Our habits of consumption are so complicated by long deprivation on the one hand, and by “the pecuniary canons of taste” (Veblen) on the other, that most of us live and die without ever knowing what we really want. “The Market” for which our producers competitively cater is an unnatural one. What we call “the demand” is not a healthy, legitimate demand; it is uncertain, capricious, subject to strange fluctuations and reactions; and in endeavouring to “supply” it, the most experienced and far-sighted producer often fails.

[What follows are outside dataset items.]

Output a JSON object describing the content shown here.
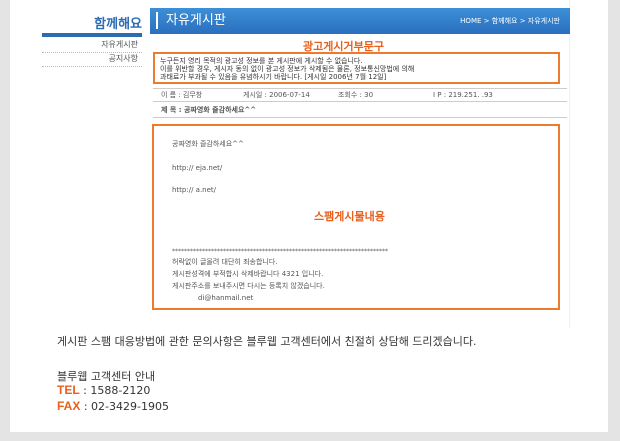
{
  "sidebar": {
    "title": "함께해요",
    "items": [
      "자유게시판",
      "공지사항"
    ]
  },
  "header": {
    "title": "자유게시판",
    "breadcrumb": "HOME > 함께해요 > 자유게시판"
  },
  "ad_notice": {
    "label": "광고게시거부문구",
    "lines": [
      "누구든지 영리 목적의 광고성 정보를 본 게시판에 게시할 수 없습니다.",
      "이를 위반할 경우, 게시자 동의 없이 광고성 정보가 삭제됨은 물론, 정보통신망법에 의해",
      "과태료가 부과될 수 있음을 유념하시기 바랍니다. [게시일 2006년 7월 12일]"
    ]
  },
  "post_info": {
    "name": "이 름 : 김무창",
    "date": "게시일 : 2006-07-14",
    "views": "조회수 : 30",
    "ip": "I P : 219.251.      .93",
    "subject": "제 목 : 공짜영화 즐감하세요^^"
  },
  "spam": {
    "label": "스팸게시물내용",
    "line1": "공짜영화 즐감하세요^^",
    "link1": "http://       eja.net/",
    "link2": "http://          a.net/",
    "stars": "************************************************************************",
    "footer1": "허락없이 글올려 대단히 죄송합니다.",
    "footer2": "게시판성격에 부적합시 삭제바랍니다 4321 입니다.",
    "footer3": "게시판주소를 보내주시면 다시는 등록치 않겠습니다.",
    "email": "di@hanmail.net"
  },
  "notice": "게시판 스팸 대응방법에 관한 문의사항은 블루웹 고객센터에서 친절히 상담해 드리겠습니다.",
  "contact": {
    "title": "블루웹 고객센터 안내",
    "tel_label": "TEL",
    "tel": " : 1588-2120",
    "fax_label": "FAX",
    "fax": " : 02-3429-1905"
  }
}
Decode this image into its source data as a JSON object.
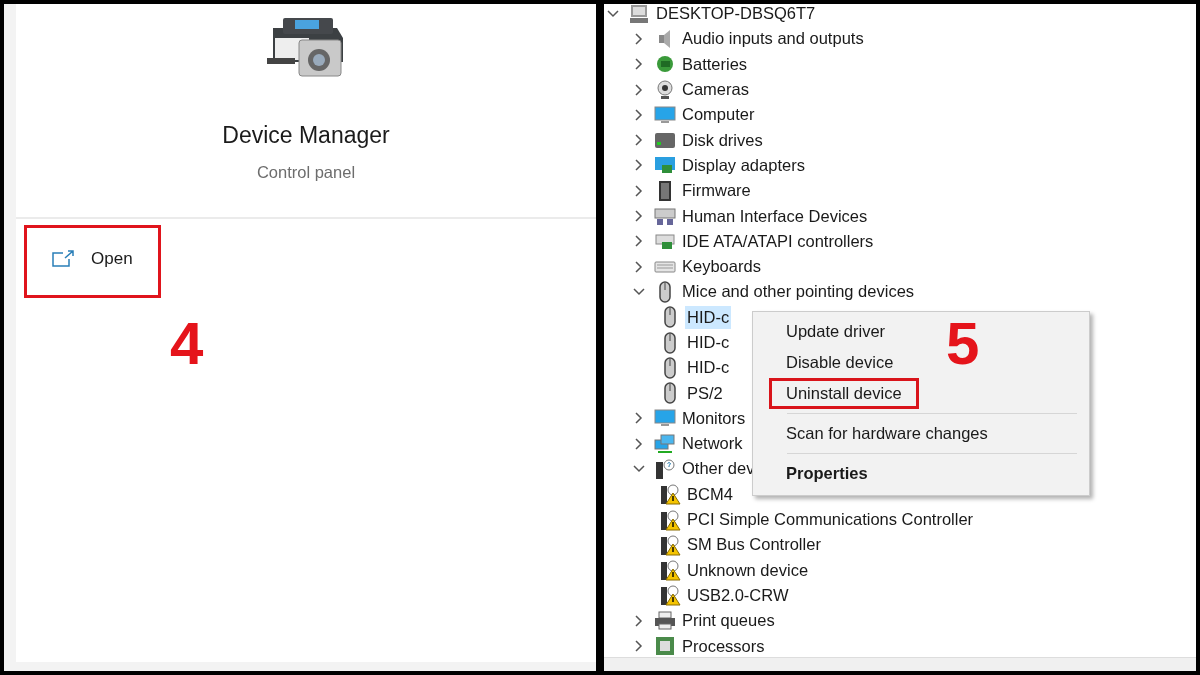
{
  "app_card": {
    "title": "Device Manager",
    "subtitle": "Control panel",
    "actions": [
      {
        "label": "Open",
        "annotated": true
      }
    ],
    "step": "4"
  },
  "device_tree": {
    "root": {
      "label": "DESKTOP-DBSQ6T7",
      "expanded": true,
      "children": [
        {
          "label": "Audio inputs and outputs",
          "expanded": false
        },
        {
          "label": "Batteries",
          "expanded": false
        },
        {
          "label": "Cameras",
          "expanded": false
        },
        {
          "label": "Computer",
          "expanded": false
        },
        {
          "label": "Disk drives",
          "expanded": false
        },
        {
          "label": "Display adapters",
          "expanded": false
        },
        {
          "label": "Firmware",
          "expanded": false
        },
        {
          "label": "Human Interface Devices",
          "expanded": false
        },
        {
          "label": "IDE ATA/ATAPI controllers",
          "expanded": false
        },
        {
          "label": "Keyboards",
          "expanded": false
        },
        {
          "label": "Mice and other pointing devices",
          "expanded": true,
          "children": [
            {
              "label": "HID-c",
              "selected": true
            },
            {
              "label": "HID-c",
              "selected": false
            },
            {
              "label": "HID-c",
              "selected": false
            },
            {
              "label": "PS/2",
              "selected": false
            }
          ]
        },
        {
          "label": "Monitors",
          "expanded": false
        },
        {
          "label": "Network",
          "expanded": false
        },
        {
          "label": "Other dev",
          "expanded": true,
          "children": [
            {
              "label": "BCM4",
              "selected": false
            },
            {
              "label": "PCI Simple Communications Controller",
              "selected": false
            },
            {
              "label": "SM Bus Controller",
              "selected": false
            },
            {
              "label": "Unknown device",
              "selected": false
            },
            {
              "label": "USB2.0-CRW",
              "selected": false
            }
          ]
        },
        {
          "label": "Print queues",
          "expanded": false
        },
        {
          "label": "Processors",
          "expanded": false
        }
      ]
    }
  },
  "context_menu": {
    "items": [
      {
        "kind": "item",
        "label": "Update driver",
        "default": false,
        "annotated": false
      },
      {
        "kind": "item",
        "label": "Disable device",
        "default": false,
        "annotated": false
      },
      {
        "kind": "item",
        "label": "Uninstall device",
        "default": false,
        "annotated": true
      },
      {
        "kind": "separator"
      },
      {
        "kind": "item",
        "label": "Scan for hardware changes",
        "default": false,
        "annotated": false
      },
      {
        "kind": "separator"
      },
      {
        "kind": "item",
        "label": "Properties",
        "default": true,
        "annotated": false
      }
    ],
    "step": "5"
  }
}
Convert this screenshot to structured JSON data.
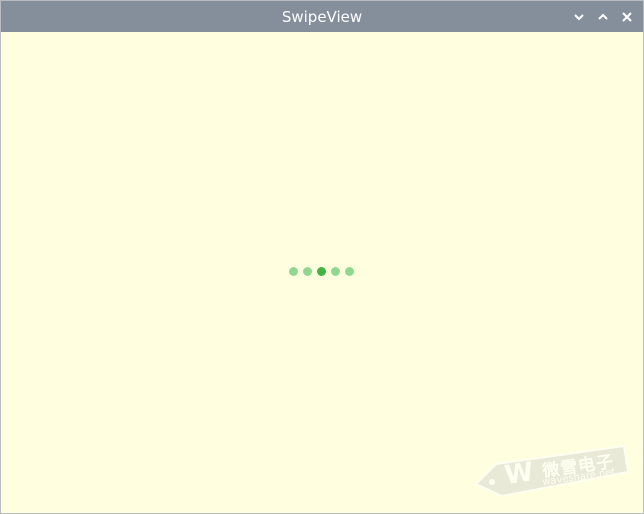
{
  "window": {
    "title": "SwipeView",
    "controls": [
      "minimize",
      "maximize",
      "close"
    ]
  },
  "page_indicator": {
    "count": 5,
    "current_index": 2,
    "active_color": "#41b441",
    "inactive_color": "#90d890"
  },
  "colors": {
    "titlebar": "#858f9b",
    "content_background": "#ffffe0"
  },
  "watermark": {
    "text_cn": "微雪电子",
    "text_en": "waveshare.net"
  }
}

What is legitimate consumption? Is there any measure by which the world’s market could be regulated? No measure is needed. Our mistake here is due to continually seeking to govern production by an arbitrary system of payment. On the theory that a man will not work except for pay, it follows that his work will be strictly adjusted to the pay; and thus the tendency to a constantly increased productivity is held rigidly in check by our existing means of payment. Commodity money adds the last straw to this heap of folly.

Men will work only for pay.

Pay must be money.

Money must be gold.

So the amount of human productivity must be measured not by the muscular power, brain power, and machine power of society; nor even by the amount of corn and wool, wine and oil, wood and stone, and other necessaries; but by the amount of one particular metal. It is fortunate we have not elected to measure human production by radium!

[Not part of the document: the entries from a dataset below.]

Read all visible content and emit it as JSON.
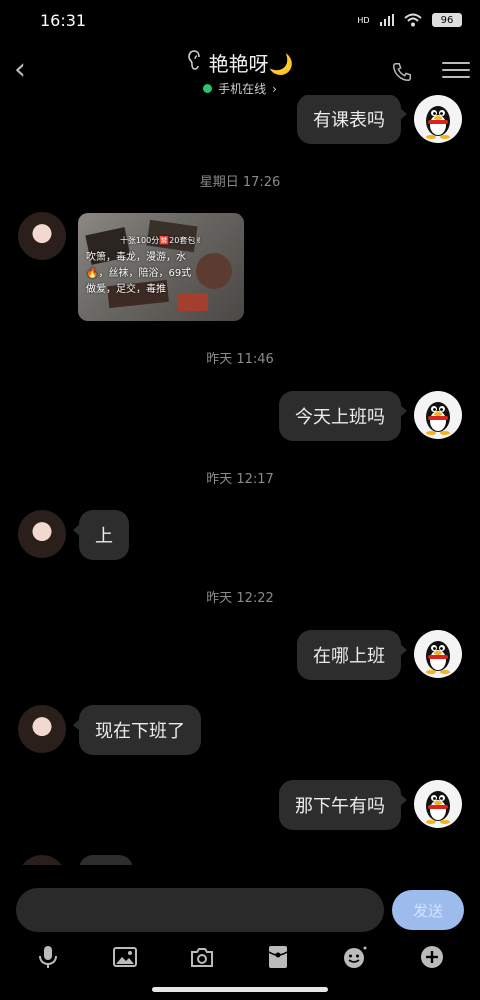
{
  "status_bar": {
    "time": "16:31",
    "network": "HD",
    "battery": "96"
  },
  "header": {
    "contact_name": "艳艳呀🌙",
    "status": "手机在线",
    "status_arrow": "›"
  },
  "messages": {
    "m1": "有课表吗",
    "ts1": "星期日 17:26",
    "image": {
      "caption_title": "十张100分🈲20套包✌",
      "caption_lines": [
        "吹箫，毒龙，漫游，水",
        "🔥，丝袜，陪浴，69式",
        "做爱，足交，毒推"
      ]
    },
    "ts2": "昨天 11:46",
    "m2": "今天上班吗",
    "ts3": "昨天 12:17",
    "m3": "上",
    "ts4": "昨天 12:22",
    "m4": "在哪上班",
    "m5": "现在下班了",
    "m6": "那下午有吗"
  },
  "input": {
    "placeholder": "",
    "send_label": "发送"
  },
  "toolbar": {
    "icons": [
      "mic-icon",
      "image-icon",
      "camera-icon",
      "red-packet-icon",
      "emoji-icon",
      "plus-icon"
    ]
  },
  "colors": {
    "background": "#000000",
    "bubble": "#2d2d2d",
    "online": "#2bc66a",
    "send_button": "#9ebbee"
  }
}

It was bad enough to try to check our vast output by an arbitrary equivalent in goods; but it is so much worse to squeeze and strain it through this tiny gauge that it does seem as if we might have seen our foolishness long since. But that is where the power of a concept is so much greater than that of a fact. As a matter of fact, the bulk of the world’s business is done on credit; and its material vehicle is paper-a mere matter of record of transaction; but in our minds we still deal only in gold; and every once in a while we must interrupt the course of production and distribution to see if all accounts can be balanced in gold. As the business is necessarily in advance of the gold—always and always—we have to exert ourselves to get more gold—even if we must go to war for it.

Try the imagination again—see the consequence, if gold suddenly grew common as dirt—and lost its supposed “purchasing power.” Talk of “fiat money”—never was any fiat more purely arbitrary than this solemn assumption of ours that a hungry world cannot eat—a strong world cannot work—a vast and intricate organism in full swing of vigorous life cannot perform its functions—without every act of mutual service being measured in gold. The vital facts in the case have no more connection with gold than with wampum. Production and consumption go on as conditions of our organic life; distribution facilitates both; and we, governed by this Punch and Judy troupe of primitive ideas, check and pervert all these great functions.

What are the facts in true social economics as concerning this question? They are these. The earth furnishes us with the raw materials for living. Civilised man is able to combine those materials in consumable form, and to distribute them to all, with increasing facility. Even under all our obstructions, the rate of production and distribution increases with rapid strides; if free—it is impossible to estimate the gain.